Each chart allows an open subset of the manifold to be viewed as an open subset of $\mathbb{R}^{n}$, but the usefulness of this depends on how much the charts agree when their domains overlap.

Consider two charts:

$\varphi_{i}:W_{i}\rightarrow U_{i},$
$\varphi_{j}:W_{j}\rightarrow U_{j}.$

The intersection of their domains is

$W_{ij}=W_{i}\cap W_{j}$

whose images under the two charts are

$U_{ij}=\varphi_{i}\left(W_{ij}\right),$
$U_{ji}=\varphi_{j}\left(W_{ij}\right).$

The transition map between the two charts translates between their images on their shared domain:

$\varphi_{ij}:U_{ij}\rightarrow U_{ji}$
$\varphi_{ij}(x)=\varphi_{j}\left(\varphi_{i}^{-1}\left(x\right)\right).$

Two charts $\varphi_{i},\,\varphi_{j}$ are C^{k}-compatible if

$U_{ij},\, U_{ji}$

are open, and the transition maps

$\varphi_{ij},\,\varphi_{ji}$

have continuous partial derivatives of order k. If k = 0, we only require that the transition maps are continuous, consequently a C^{0}-atlas is simply another way to define a topological manifold. If k = ∞, derivatives of all orders must be continuous. A family of C^{k}-compatible charts covering the whole manifold is a C^{k}-atlas defining a C^{k} differential manifold. Two atlases are C^{k}-equivalent if the union of their sets of charts forms a C^{k}-atlas. In particular, a C^{k}-atlas that is C^{0}-compatible with a C^{0}-atlas that defines a topological manifold is said to determine a C^{k} differential structure on the topological manifold. The C^{k} equivalence classes of such atlases are the distinct C^{k} differential structures of the manifold. Each distinct differential structure is determined by a unique maximal atlas, which is simply the union of all atlases in the equivalence class.

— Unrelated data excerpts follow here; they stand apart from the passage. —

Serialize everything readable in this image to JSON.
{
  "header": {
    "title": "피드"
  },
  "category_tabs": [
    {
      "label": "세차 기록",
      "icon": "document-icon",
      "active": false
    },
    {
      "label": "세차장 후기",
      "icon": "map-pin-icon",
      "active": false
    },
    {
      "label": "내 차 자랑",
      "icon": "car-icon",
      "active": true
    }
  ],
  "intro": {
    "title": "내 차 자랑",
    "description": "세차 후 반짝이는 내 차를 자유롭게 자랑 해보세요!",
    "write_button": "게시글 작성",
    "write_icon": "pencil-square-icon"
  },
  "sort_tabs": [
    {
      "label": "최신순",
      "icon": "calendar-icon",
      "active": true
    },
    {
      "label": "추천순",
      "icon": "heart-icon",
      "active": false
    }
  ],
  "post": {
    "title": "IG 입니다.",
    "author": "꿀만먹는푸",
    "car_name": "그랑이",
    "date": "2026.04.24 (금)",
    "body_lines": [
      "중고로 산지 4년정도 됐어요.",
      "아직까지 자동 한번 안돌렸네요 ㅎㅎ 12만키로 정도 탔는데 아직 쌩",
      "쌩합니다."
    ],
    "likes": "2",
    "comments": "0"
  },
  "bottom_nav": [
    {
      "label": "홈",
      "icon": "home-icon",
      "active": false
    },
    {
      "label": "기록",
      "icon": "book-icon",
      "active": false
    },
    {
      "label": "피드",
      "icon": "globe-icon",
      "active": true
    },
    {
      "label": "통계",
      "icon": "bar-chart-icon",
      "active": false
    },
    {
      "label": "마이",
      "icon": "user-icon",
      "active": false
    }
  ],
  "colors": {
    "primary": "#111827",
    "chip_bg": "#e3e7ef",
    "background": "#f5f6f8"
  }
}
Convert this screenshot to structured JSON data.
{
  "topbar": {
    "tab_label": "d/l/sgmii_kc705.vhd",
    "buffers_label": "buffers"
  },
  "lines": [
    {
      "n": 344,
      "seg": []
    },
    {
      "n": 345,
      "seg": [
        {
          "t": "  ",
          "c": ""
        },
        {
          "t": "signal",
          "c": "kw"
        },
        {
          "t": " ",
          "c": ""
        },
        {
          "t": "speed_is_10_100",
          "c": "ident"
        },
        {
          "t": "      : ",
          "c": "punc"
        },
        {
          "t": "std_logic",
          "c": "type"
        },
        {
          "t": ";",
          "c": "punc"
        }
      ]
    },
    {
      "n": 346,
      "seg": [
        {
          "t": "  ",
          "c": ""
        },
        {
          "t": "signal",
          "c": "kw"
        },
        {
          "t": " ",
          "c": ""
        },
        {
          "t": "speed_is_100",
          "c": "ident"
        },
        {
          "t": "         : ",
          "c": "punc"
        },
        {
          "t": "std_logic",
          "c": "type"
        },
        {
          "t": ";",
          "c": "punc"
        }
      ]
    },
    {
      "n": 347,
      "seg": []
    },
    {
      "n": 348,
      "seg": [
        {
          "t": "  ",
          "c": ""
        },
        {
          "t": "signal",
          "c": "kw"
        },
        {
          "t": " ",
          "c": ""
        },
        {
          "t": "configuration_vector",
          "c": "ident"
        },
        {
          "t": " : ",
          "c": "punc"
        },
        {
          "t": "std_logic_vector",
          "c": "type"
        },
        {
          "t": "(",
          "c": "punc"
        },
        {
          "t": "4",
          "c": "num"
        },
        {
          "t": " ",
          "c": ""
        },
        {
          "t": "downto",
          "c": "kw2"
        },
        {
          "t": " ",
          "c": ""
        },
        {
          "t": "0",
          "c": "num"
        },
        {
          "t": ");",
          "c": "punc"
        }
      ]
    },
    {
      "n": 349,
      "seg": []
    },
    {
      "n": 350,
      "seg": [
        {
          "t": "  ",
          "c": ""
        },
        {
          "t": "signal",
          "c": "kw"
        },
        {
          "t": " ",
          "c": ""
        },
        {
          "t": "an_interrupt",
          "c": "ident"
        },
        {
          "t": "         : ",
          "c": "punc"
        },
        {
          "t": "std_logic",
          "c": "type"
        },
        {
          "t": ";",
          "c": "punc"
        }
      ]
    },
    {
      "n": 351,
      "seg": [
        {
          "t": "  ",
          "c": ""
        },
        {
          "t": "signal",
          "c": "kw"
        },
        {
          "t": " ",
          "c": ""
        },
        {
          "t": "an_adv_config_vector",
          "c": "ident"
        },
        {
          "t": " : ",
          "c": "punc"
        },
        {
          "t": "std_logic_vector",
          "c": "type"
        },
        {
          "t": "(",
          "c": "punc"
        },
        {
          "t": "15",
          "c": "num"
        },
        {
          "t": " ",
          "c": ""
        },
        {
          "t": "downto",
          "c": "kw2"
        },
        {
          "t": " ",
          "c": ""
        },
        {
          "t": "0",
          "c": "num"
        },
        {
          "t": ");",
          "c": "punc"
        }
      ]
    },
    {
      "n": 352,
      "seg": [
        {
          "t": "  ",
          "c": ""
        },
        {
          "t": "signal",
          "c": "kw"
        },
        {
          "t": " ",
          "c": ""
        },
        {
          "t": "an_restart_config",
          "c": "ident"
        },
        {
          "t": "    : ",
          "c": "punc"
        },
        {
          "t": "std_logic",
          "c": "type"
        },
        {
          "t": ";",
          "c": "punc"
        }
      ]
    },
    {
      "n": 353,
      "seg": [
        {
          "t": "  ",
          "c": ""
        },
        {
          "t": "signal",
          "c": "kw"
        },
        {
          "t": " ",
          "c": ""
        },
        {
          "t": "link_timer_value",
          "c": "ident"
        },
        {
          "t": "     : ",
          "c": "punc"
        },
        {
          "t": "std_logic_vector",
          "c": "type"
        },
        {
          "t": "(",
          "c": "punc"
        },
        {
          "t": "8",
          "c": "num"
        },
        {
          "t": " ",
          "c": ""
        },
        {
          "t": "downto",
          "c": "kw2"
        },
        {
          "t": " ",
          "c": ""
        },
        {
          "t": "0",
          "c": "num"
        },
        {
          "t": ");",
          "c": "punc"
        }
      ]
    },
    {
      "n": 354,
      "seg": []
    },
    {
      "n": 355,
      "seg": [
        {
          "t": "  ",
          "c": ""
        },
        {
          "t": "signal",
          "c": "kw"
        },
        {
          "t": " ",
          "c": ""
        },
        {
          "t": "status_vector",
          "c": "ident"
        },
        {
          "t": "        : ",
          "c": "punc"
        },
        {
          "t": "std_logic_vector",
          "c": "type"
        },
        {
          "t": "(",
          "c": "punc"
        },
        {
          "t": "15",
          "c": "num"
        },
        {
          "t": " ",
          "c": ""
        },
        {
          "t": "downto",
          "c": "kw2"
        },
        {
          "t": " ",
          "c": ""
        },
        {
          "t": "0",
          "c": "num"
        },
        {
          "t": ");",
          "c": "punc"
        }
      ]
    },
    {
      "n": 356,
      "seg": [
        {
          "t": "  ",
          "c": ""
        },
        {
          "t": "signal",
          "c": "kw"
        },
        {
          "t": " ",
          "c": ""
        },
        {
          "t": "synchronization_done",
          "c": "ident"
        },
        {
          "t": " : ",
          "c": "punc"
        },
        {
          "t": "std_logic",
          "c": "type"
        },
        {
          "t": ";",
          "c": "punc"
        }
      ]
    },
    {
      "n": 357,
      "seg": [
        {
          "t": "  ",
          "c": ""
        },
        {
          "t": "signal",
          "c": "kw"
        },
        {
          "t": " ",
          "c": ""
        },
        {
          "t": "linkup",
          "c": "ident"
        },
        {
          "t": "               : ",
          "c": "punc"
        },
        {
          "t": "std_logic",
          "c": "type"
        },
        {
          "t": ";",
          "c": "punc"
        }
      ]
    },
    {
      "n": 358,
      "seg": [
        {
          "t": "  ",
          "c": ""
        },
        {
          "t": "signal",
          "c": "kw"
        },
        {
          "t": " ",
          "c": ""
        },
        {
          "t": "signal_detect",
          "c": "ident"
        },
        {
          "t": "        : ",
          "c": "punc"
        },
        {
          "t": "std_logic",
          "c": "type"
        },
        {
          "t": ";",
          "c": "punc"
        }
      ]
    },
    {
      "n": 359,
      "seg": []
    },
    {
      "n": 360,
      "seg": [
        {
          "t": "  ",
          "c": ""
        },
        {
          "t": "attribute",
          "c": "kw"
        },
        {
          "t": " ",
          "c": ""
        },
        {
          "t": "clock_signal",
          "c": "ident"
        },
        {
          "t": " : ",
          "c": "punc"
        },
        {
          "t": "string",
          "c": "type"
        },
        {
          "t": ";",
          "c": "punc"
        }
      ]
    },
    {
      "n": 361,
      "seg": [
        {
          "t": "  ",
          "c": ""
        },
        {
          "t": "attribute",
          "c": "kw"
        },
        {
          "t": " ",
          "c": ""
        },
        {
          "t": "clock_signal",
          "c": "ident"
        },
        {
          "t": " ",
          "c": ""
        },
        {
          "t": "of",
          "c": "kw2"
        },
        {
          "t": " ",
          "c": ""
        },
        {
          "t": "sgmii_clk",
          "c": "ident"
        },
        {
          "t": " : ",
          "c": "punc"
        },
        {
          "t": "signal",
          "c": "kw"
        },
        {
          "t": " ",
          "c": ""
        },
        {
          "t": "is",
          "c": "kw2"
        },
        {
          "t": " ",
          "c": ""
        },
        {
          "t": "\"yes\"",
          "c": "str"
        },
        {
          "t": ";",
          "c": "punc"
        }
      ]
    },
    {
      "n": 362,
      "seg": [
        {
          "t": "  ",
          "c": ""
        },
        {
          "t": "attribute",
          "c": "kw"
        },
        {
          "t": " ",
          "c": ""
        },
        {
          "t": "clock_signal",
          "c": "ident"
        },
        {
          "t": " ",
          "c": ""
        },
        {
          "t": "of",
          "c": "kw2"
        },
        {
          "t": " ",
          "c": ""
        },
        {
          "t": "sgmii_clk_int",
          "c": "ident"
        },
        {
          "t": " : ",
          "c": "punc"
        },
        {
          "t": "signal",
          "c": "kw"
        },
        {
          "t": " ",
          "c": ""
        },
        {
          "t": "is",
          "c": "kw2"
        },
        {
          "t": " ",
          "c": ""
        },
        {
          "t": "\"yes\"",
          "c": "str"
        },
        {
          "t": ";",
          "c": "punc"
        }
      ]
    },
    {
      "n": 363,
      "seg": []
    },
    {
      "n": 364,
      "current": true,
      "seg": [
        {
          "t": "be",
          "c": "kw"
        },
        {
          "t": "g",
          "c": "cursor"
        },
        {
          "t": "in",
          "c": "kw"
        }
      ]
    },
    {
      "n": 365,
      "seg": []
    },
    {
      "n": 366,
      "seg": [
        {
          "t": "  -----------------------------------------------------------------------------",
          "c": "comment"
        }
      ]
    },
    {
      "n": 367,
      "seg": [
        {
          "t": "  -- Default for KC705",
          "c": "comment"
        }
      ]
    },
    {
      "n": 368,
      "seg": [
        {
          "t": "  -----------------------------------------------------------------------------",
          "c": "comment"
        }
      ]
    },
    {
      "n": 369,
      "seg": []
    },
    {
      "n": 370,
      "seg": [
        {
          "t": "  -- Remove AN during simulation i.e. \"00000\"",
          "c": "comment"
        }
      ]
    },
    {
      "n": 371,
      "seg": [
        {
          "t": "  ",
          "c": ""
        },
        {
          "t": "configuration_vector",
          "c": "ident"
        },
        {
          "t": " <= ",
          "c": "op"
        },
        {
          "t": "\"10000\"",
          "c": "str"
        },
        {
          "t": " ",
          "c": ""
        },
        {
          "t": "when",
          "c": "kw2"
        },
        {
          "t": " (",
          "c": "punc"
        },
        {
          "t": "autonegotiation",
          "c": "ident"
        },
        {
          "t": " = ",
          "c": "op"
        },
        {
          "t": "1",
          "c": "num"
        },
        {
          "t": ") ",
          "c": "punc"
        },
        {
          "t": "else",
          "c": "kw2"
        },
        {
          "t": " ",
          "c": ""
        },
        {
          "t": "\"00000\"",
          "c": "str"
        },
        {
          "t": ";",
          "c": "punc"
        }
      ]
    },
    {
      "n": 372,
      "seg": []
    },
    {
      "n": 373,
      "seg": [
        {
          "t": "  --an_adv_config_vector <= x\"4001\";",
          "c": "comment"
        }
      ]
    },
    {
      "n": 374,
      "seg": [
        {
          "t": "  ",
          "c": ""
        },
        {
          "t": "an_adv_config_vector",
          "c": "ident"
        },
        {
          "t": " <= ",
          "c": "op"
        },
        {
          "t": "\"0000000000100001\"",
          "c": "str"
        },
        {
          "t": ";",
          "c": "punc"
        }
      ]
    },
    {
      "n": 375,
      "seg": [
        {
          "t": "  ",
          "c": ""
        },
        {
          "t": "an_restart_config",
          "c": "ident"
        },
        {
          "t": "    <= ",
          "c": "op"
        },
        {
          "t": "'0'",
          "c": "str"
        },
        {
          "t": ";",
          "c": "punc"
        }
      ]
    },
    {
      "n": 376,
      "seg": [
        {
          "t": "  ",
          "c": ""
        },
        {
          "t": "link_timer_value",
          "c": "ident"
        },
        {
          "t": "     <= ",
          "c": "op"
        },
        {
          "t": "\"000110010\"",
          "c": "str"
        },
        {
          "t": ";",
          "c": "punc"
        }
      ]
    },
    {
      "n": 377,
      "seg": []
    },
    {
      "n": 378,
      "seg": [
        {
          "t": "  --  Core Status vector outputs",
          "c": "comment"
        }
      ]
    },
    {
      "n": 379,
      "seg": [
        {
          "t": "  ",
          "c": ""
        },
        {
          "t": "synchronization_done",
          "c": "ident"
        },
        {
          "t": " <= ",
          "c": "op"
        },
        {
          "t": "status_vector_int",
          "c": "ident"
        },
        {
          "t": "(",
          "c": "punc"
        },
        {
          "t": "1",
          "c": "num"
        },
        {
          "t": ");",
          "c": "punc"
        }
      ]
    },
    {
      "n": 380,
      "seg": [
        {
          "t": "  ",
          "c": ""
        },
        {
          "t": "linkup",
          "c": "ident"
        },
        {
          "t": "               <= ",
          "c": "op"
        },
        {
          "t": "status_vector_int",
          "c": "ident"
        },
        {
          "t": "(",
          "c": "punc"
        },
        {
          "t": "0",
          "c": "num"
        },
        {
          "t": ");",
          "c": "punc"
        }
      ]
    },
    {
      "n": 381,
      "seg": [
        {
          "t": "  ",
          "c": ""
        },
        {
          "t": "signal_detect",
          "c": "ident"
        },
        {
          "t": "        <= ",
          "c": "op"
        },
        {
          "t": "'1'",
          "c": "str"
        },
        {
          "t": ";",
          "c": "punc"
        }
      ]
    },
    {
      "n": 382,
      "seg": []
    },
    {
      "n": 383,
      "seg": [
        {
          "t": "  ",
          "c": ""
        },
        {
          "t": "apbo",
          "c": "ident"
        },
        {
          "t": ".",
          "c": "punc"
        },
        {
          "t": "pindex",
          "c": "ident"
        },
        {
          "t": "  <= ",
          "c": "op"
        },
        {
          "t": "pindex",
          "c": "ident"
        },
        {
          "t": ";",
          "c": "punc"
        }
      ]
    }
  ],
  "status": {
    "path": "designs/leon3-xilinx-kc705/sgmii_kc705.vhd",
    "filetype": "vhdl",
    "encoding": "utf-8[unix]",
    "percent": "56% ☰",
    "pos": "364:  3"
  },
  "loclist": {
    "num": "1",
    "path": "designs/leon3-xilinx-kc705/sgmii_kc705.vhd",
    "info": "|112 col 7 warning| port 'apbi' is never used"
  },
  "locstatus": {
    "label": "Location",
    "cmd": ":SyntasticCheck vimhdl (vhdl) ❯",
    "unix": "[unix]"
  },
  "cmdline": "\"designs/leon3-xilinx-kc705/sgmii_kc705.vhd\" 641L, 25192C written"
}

For simplification of language, without any loss of precision, one might just call a maximal C^{k}−atlas on a given set a C^{k}−manifold. This maximal atlas then uniquely determines both the topology and the underlying set, the latter being the union of the domains of all charts, and the former having the set of all these domains as a basis.

==Existence and uniqueness theorems==
For any integer k > 0 and any n−dimensional C^{k}−manifold, the maximal atlas contains a C^{∞}−atlas on the same underlying set by a theorem due to Hassler Whitney. It has also been shown that any maximal C^{k}−atlas contains some number of distinct maximal C^{∞}−atlases whenever n > 0, although for any pair of these distinct C^{∞}−atlases there exists a C^{∞}−diffeomorphism identifying the two. It follows that there is only one class of smooth structures (modulo pairwise smooth diffeomorphism) over any topological manifold which admits a differentiable structure, i.e. The C^{∞}−, structures in a C^{k}−manifold. A bit loosely, one might express this by saying that the smooth structure is (essentially) unique. The case for k = 0 is different. Namely, there exist topological manifolds which admit no C^{1}−structure, a result proved by Kervaire (1960), and later explained in the context of Donaldson's theorem (compare Hilbert's fifth problem).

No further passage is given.